Among the many strategies of persuasive speech, biblical prophets often employ a rhetoric of horror. Prophets use verbal threats and graphic images of destruction to terrify their audience. Contemporary horror theory provides insight into the rhetoric of horror employed by the prophets. In this book, Amy Kalmanofsky applies horror theory to the book of Jeremiah and considers the nature of biblical horror and the objects that provoke horror, as well as the ways texts like Jeremiah work to elicit horror from their audience. Kalmanofsky begins by analyzing the emotional response of horror as reflected in characters' reactions to terrifying entities in the book of Jeremiah. Horror, she concludes, is a composite emotion consisting of fear in response to a threatening entity and a corresponding response of shame either directed toward one's self or felt on behalf of another. Having considered the nature of horror, she turns to the objects that elicit horror and consider their ontological qualities and the nature of the threat they pose. There are two central monstrous figures in the book of Jeremiah-aggressor God and defeated Israel. Both of these monsters refuse to be integrated into and threaten to disintegrate the expected order of the universe. She then presents a close, rhetorical reading of Jeremiah 6 and consider the way this text works to horrify its audience. The book concludes by considering fear's place within religious experience and the theological implications of a rhetoric that portrays God and Israel as monsters.


Terror and Wonder

Terror and Wonder

Author: Blair Kamin

Publisher: University of Chicago Press

Published: 2011-11

Total Pages: 316

ISBN-13: 0226423123

DOWNLOAD EBOOK

Collects the best of Kamin's writings for the Chicago Tribune from the past decade.


Power and Terror

Power and Terror

Author: Noam Chomsky

Publisher: Routledge

Published: 2015-11-17

Total Pages: 134

ISBN-13: 1317253647

DOWNLOAD EBOOK

This updated and significantly revised edition explores the dynamics of power relationships and international negotiations and the use of terror between the United States and Western countries and the nations of the Middle East in the post-9/11 era.Chomsky looks back to patterns since World War II to show how acts of terrorism today cannot be understood outside the context of Western power and state terror throughout the world, especially in the Middle East.This new edition offers the best opportunity to follow Chomsky’s analysis in its development during the ten years since 9/11.

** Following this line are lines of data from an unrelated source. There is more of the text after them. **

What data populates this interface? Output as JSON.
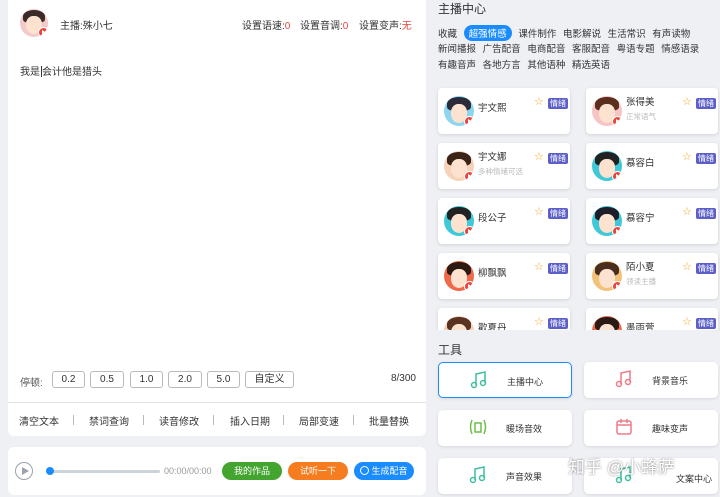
{
  "editor": {
    "host_label": "主播:殊小七",
    "speed_label": "设置语速:",
    "speed_value": "0",
    "pitch_label": "设置音调:",
    "pitch_value": "0",
    "voice_label": "设置变声:",
    "voice_value": "无",
    "text_before": "我是",
    "text_after": "会计他是猎头",
    "pause_label": "停顿:",
    "pause_options": [
      "0.2",
      "0.5",
      "1.0",
      "2.0",
      "5.0",
      "自定义"
    ],
    "counter": "8/300",
    "tools": [
      "清空文本",
      "禁词查询",
      "读音修改",
      "插入日期",
      "局部变速",
      "批量替换"
    ]
  },
  "player": {
    "time": "00:00/00:00",
    "my_works": "我的作品",
    "try_listen": "试听一下",
    "generate": "生成配音"
  },
  "right": {
    "title": "主播中心",
    "categories_row1": [
      "收藏",
      "超强情感",
      "课件制作",
      "电影解说",
      "生活常识",
      "有声读物"
    ],
    "categories_row2": [
      "新闻播报",
      "广告配音",
      "电商配音",
      "客服配音",
      "粤语专题",
      "情感语录"
    ],
    "categories_row3": [
      "有趣音声",
      "各地方言",
      "其他语种",
      "精选英语"
    ],
    "anchors": [
      {
        "name": "宇文熙",
        "desc": "",
        "badge": "情绪"
      },
      {
        "name": "张得美",
        "desc": "正常语气",
        "badge": "情绪"
      },
      {
        "name": "宇文娜",
        "desc": "多种情绪可选",
        "badge": "情绪"
      },
      {
        "name": "慕容白",
        "desc": "",
        "badge": "情绪"
      },
      {
        "name": "段公子",
        "desc": "",
        "badge": "情绪"
      },
      {
        "name": "慕容宁",
        "desc": "",
        "badge": "情绪"
      },
      {
        "name": "柳飘飘",
        "desc": "",
        "badge": "情绪"
      },
      {
        "name": "陌小夏",
        "desc": "领读主播",
        "badge": "情绪"
      },
      {
        "name": "歡夏丹",
        "desc": "",
        "badge": "情绪"
      },
      {
        "name": "墨雨萱",
        "desc": "",
        "badge": "情绪"
      }
    ],
    "tools_title": "工具",
    "tools": [
      "主播中心",
      "背景音乐",
      "暖场音效",
      "趣味变声",
      "声音效果",
      "文案中心"
    ]
  },
  "watermark": "知乎 @小蜂萨",
  "colors": {
    "accent": "#1a8cff",
    "red": "#e8453c",
    "green": "#43a42f",
    "orange": "#f57c1f",
    "badge": "#5b5fc7"
  }
}
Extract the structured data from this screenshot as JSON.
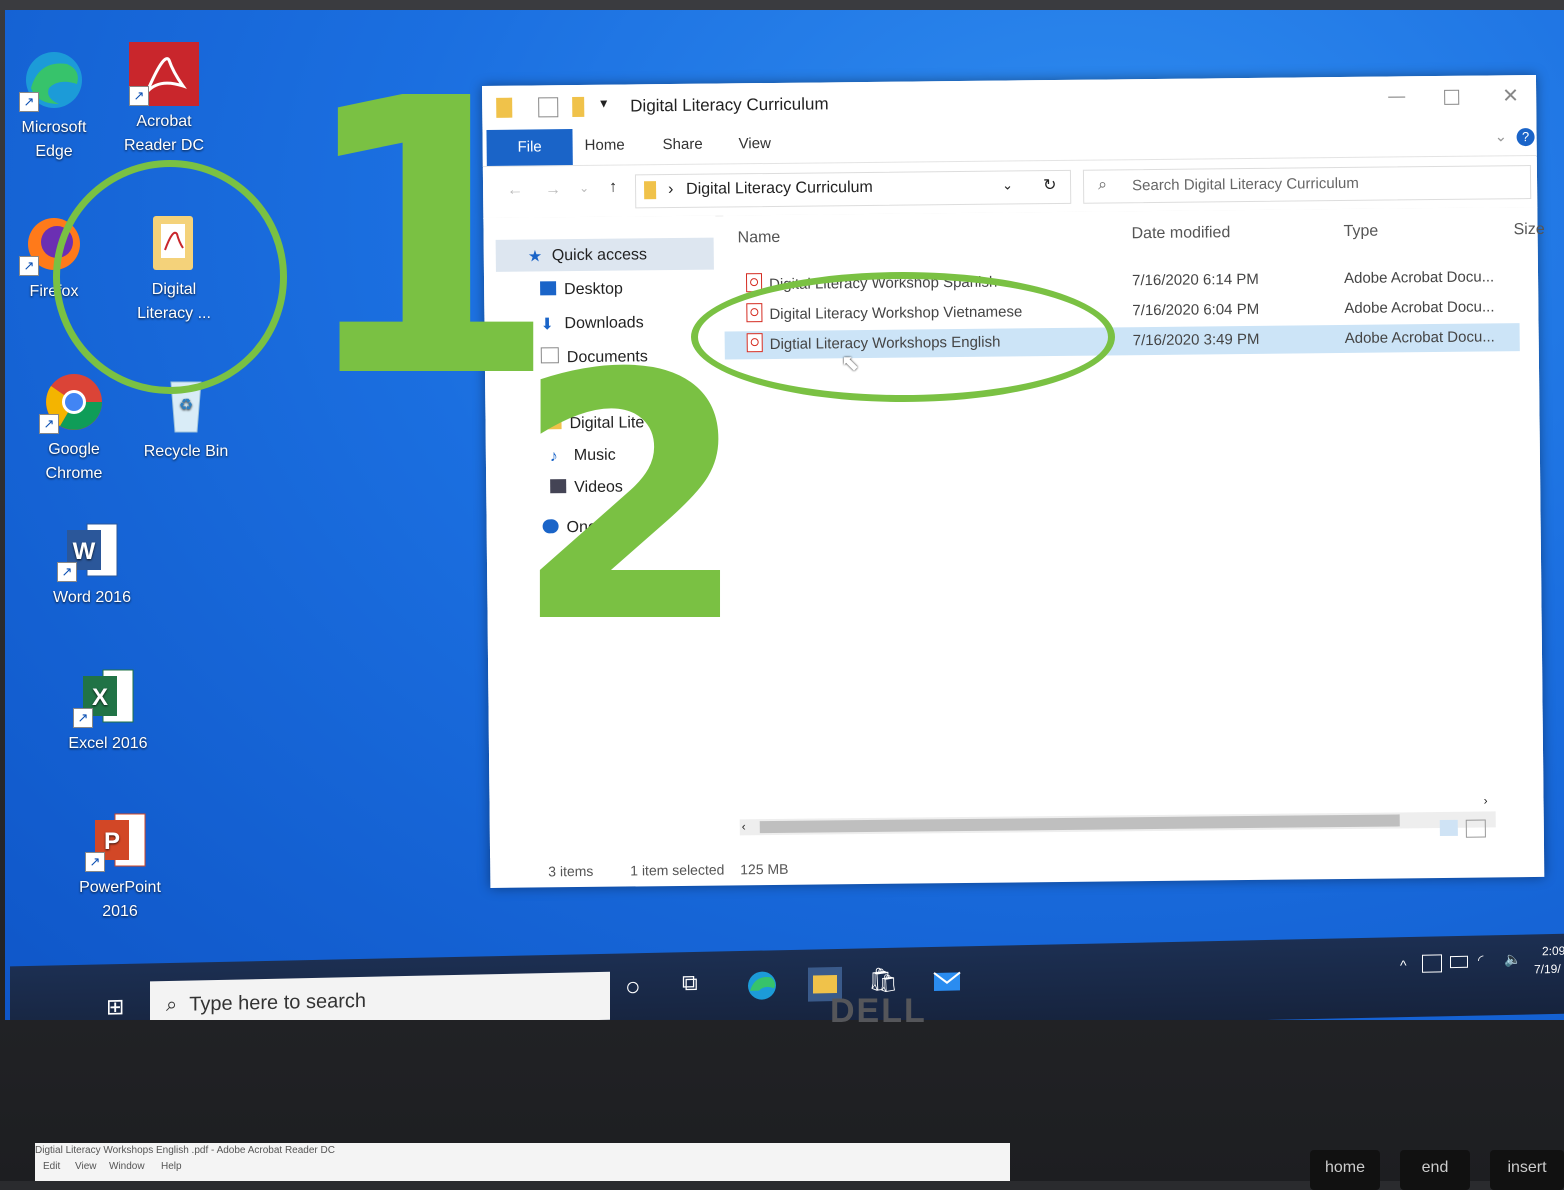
{
  "desktop": {
    "icons": [
      {
        "label": "Microsoft\nEdge",
        "name": "microsoft-edge"
      },
      {
        "label": "Acrobat\nReader DC",
        "name": "acrobat-reader"
      },
      {
        "label": "Firefox",
        "name": "firefox"
      },
      {
        "label": "Digital\nLiteracy ...",
        "name": "digital-literacy-folder"
      },
      {
        "label": "Google\nChrome",
        "name": "google-chrome"
      },
      {
        "label": "Recycle Bin",
        "name": "recycle-bin"
      },
      {
        "label": "Word 2016",
        "name": "word-2016"
      },
      {
        "label": "Excel 2016",
        "name": "excel-2016"
      },
      {
        "label": "PowerPoint\n2016",
        "name": "powerpoint-2016"
      }
    ]
  },
  "annotations": {
    "step1": "1",
    "step2": "2"
  },
  "window": {
    "title": "Digital Literacy Curriculum",
    "ribbon_tabs": [
      "File",
      "Home",
      "Share",
      "View"
    ],
    "address": "Digital Literacy Curriculum",
    "search_placeholder": "Search Digital Literacy Curriculum",
    "nav": [
      "Quick access",
      "Desktop",
      "Downloads",
      "Documents",
      "Digital Lite",
      "Music",
      "Videos",
      "OneDrive"
    ],
    "columns": [
      "Name",
      "Date modified",
      "Type",
      "Size"
    ],
    "files": [
      {
        "name": "Digital Literacy Workshop Spanish",
        "date": "7/16/2020 6:14 PM",
        "type": "Adobe Acrobat Docu..."
      },
      {
        "name": "Digital Literacy Workshop Vietnamese",
        "date": "7/16/2020 6:04 PM",
        "type": "Adobe Acrobat Docu..."
      },
      {
        "name": "Digtial Literacy Workshops English",
        "date": "7/16/2020 3:49 PM",
        "type": "Adobe Acrobat Docu..."
      }
    ],
    "status": {
      "items": "3 items",
      "selected": "1 item selected",
      "size": "125 MB"
    }
  },
  "taskbar": {
    "search_placeholder": "Type here to search",
    "time": "2:09",
    "date": "7/19/"
  },
  "brand": "DELL",
  "acrobat_strip": {
    "title": "Digtial Literacy Workshops English .pdf - Adobe Acrobat Reader DC",
    "menu": [
      "Edit",
      "View",
      "Window",
      "Help"
    ]
  },
  "keys": [
    "home",
    "end",
    "insert"
  ]
}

Waking the Tiger: Healing Trauma

Waking the Tiger: Healing Trauma

Author: Peter A. Levine, Ph.D.

Publisher: North Atlantic Books

Published: 1997-07-07

Total Pages: 292

ISBN-13: 9781556432330

DOWNLOAD EBOOK

Now in 24 languages. Nature's Lessons in Healing Trauma... Waking the Tiger offers a new and hopeful vision of trauma. It views the human animal as a unique being, endowed with an instinctual capacity. It asks and answers an intriguing question: why are animals in the wild, though threatened routinely, rarely traumatized? By understanding the dynamics that make wild animals virtually immune to traumatic symptoms, the mystery of human trauma is revealed. Waking the Tiger normalizes the symptoms of trauma and the steps needed to heal them. People are often traumatized by seemingly ordinary experiences. The reader is taken on a guided tour of the subtle, yet powerful impulses that govern our responses to overwhelming life events. To do this, it employs a series of exercises that help us focus on bodily sensations. Through heightened awareness of these sensations trauma can be healed.